Attackers typically exploit a critical vulnerability in the hosted application for initial access, and then deploy a web shell. Later, they install an IIS backdoor for persistent access to the server.
After being registered with the target application, the backdoor would monitor incoming and outgoing requests, while also providing support for running remote commands and background credential dumping.
“We expect attackers to continue to increasingly leverage IIS backdoors,” Microsoft notes.
Between January and May 2022, threat actors targeting Exchange servers were seen using an IIS backdoor in coordination with other custom IIS modules, the tech giant says.
Following initial access, the attackers would perform operations such as reconnaissance, credential dumping, and establishing a remote access channel.

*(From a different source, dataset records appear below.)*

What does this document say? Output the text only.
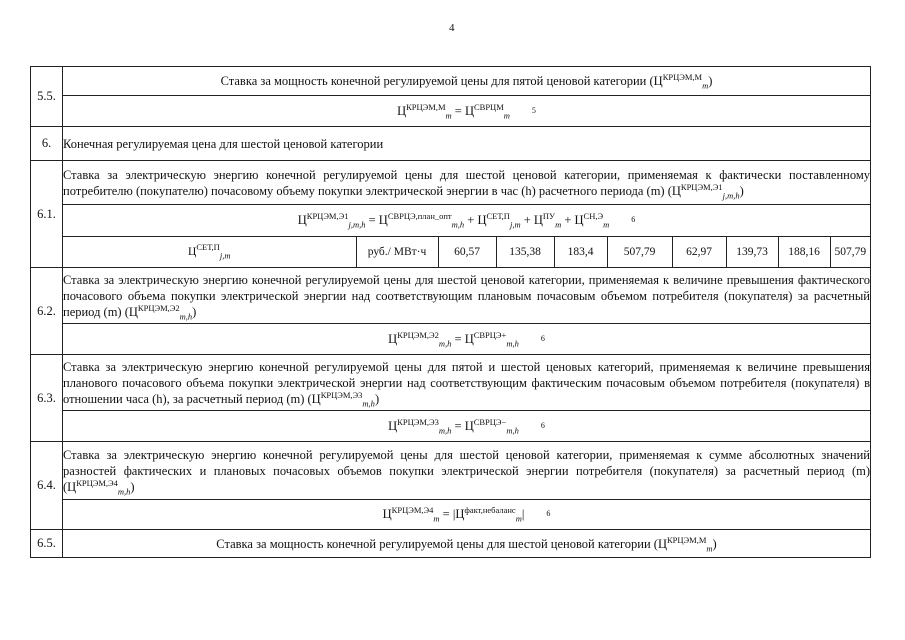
4
5.5.	Ставка за мощность конечной регулируемой цены для пятой ценовой категории $(Ц^{КРЦЭМ,М}_m)$
$Ц^{КРЦЭМ,М}_m = Ц^{СВРЦМ}_m$	5
6.	Конечная регулируемая цена для шестой ценовой категории
6.1.	Ставка за электрическую энергию конечной регулируемой цены для шестой ценовой категории, применяемая к фактически поставленному потребителю (покупателю) почасовому объему покупки электрической энергии в час (h) расчетного периода (m) $(Ц^{КРЦЭМ,Э1}_{j,m,h})$
$Ц^{КРЦЭМ,Э1}_{j,m,h} = Ц^{СВРЦЭ,план\_опт}_{m,h} + Ц^{СЕТ,П}_{j,m} + Ц^{ПУ}_m + Ц^{СН,Э}_m$	6

$Ц^{СЕТ,П}_{j,m}$	руб./ МВт·ч	60,57	135,38	183,4	507,79	62,97	139,73	188,16	507,79

6.2.	Ставка за электрическую энергию конечной регулируемой цены для шестой ценовой категории, применяемая к величине превышения фактического почасового объема покупки электрической энергии над соответствующим плановым почасовым объемом потребителя (покупателя) за расчетный период (m) $(Ц^{КРЦЭМ,Э2}_{m,h})$
$Ц^{КРЦЭМ,Э2}_{m,h} = Ц^{СВРЦЭ+}_{m,h}$	6
6.3.	Ставка за электрическую энергию конечной регулируемой цены для пятой и шестой ценовых категорий, применяемая к величине превышения планового почасового объема покупки электрической энергии над соответствующим фактическим почасовым объемом потребителя (покупателя) в отношении часа (h), за расчетный период (m) $(Ц^{КРЦЭМ,Э3}_{m,h})$
$Ц^{КРЦЭМ,Э3}_{m,h} = Ц^{СВРЦЭ-}_{m,h}$	6
6.4.	Ставка за электрическую энергию конечной регулируемой цены для шестой ценовой категории, применяемая к сумме абсолютных значений разностей фактических и плановых почасовых объемов покупки электрической энергии потребителя (покупателя) за расчетный период (m) $(Ц^{КРЦЭМ,Э4}_{m,h})$
$Ц^{КРЦЭМ,Э4}_m = |Ц^{факт,небаланс}_m|$	6
6.5.	Ставка за мощность конечной регулируемой цены для шестой ценовой категории $(Ц^{КРЦЭМ,М}_m)$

Next, they were seen installing a custom IIS backdoor that could perform Exchange management operations, including enumerating mailboxes and exporting them for exfiltration.
The attackers were using the command line connection tool plink.exe for remote access and the open source project PowerShDLL for remote command execution, and enabled WDigest registry settings to force the retaining of plaintext passwords in memory.

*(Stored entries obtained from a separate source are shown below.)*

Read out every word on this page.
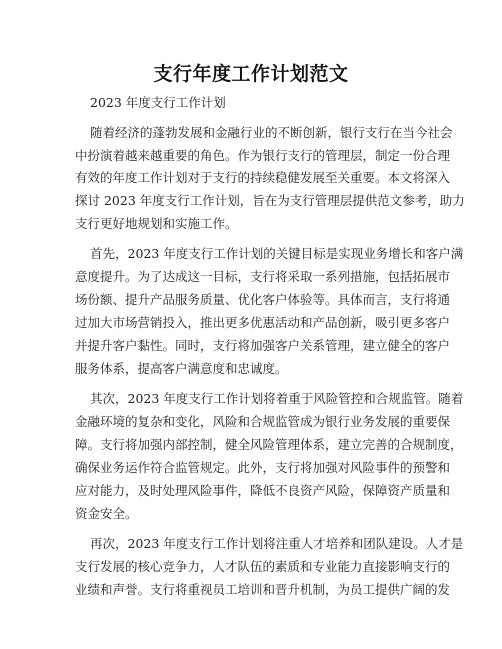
支行年度工作计划范文
2023 年度支行工作计划
随着经济的蓬勃发展和金融行业的不断创新，银行支行在当今社会
中扮演着越来越重要的角色。作为银行支行的管理层，制定一份合理
有效的年度工作计划对于支行的持续稳健发展至关重要。本文将深入
探讨 2023 年度支行工作计划，旨在为支行管理层提供范文参考，助力
支行更好地规划和实施工作。
首先，2023 年度支行工作计划的关键目标是实现业务增长和客户满
意度提升。为了达成这一目标，支行将采取一系列措施，包括拓展市
场份额、提升产品服务质量、优化客户体验等。具体而言，支行将通
过加大市场营销投入，推出更多优惠活动和产品创新，吸引更多客户
并提升客户黏性。同时，支行将加强客户关系管理，建立健全的客户
服务体系，提高客户满意度和忠诚度。
其次，2023 年度支行工作计划将着重于风险管控和合规监管。随着
金融环境的复杂和变化，风险和合规监管成为银行业务发展的重要保
障。支行将加强内部控制，健全风险管理体系，建立完善的合规制度，
确保业务运作符合监管规定。此外，支行将加强对风险事件的预警和
应对能力，及时处理风险事件，降低不良资产风险，保障资产质量和
资金安全。
再次，2023 年度支行工作计划将注重人才培养和团队建设。人才是
支行发展的核心竞争力，人才队伍的素质和专业能力直接影响支行的
业绩和声誉。支行将重视员工培训和晋升机制，为员工提供广阔的发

Over the past year, Microsoft has observed at least four types of IIS backdoors, including IIS module-based versions of web shells, open source projects, IIS handlers, and credential stealers – modules that monitor for sign-in patterns in network traffic and dump credentials in encrypted form.
To stay protected from IIS backdoors, organizations are advised to deploy software updates in a timely manner, to use security solutions, review highly privileged groups, apply the principle of least privilege, prioritize alerts, and regularly inspect the config file and bin folder.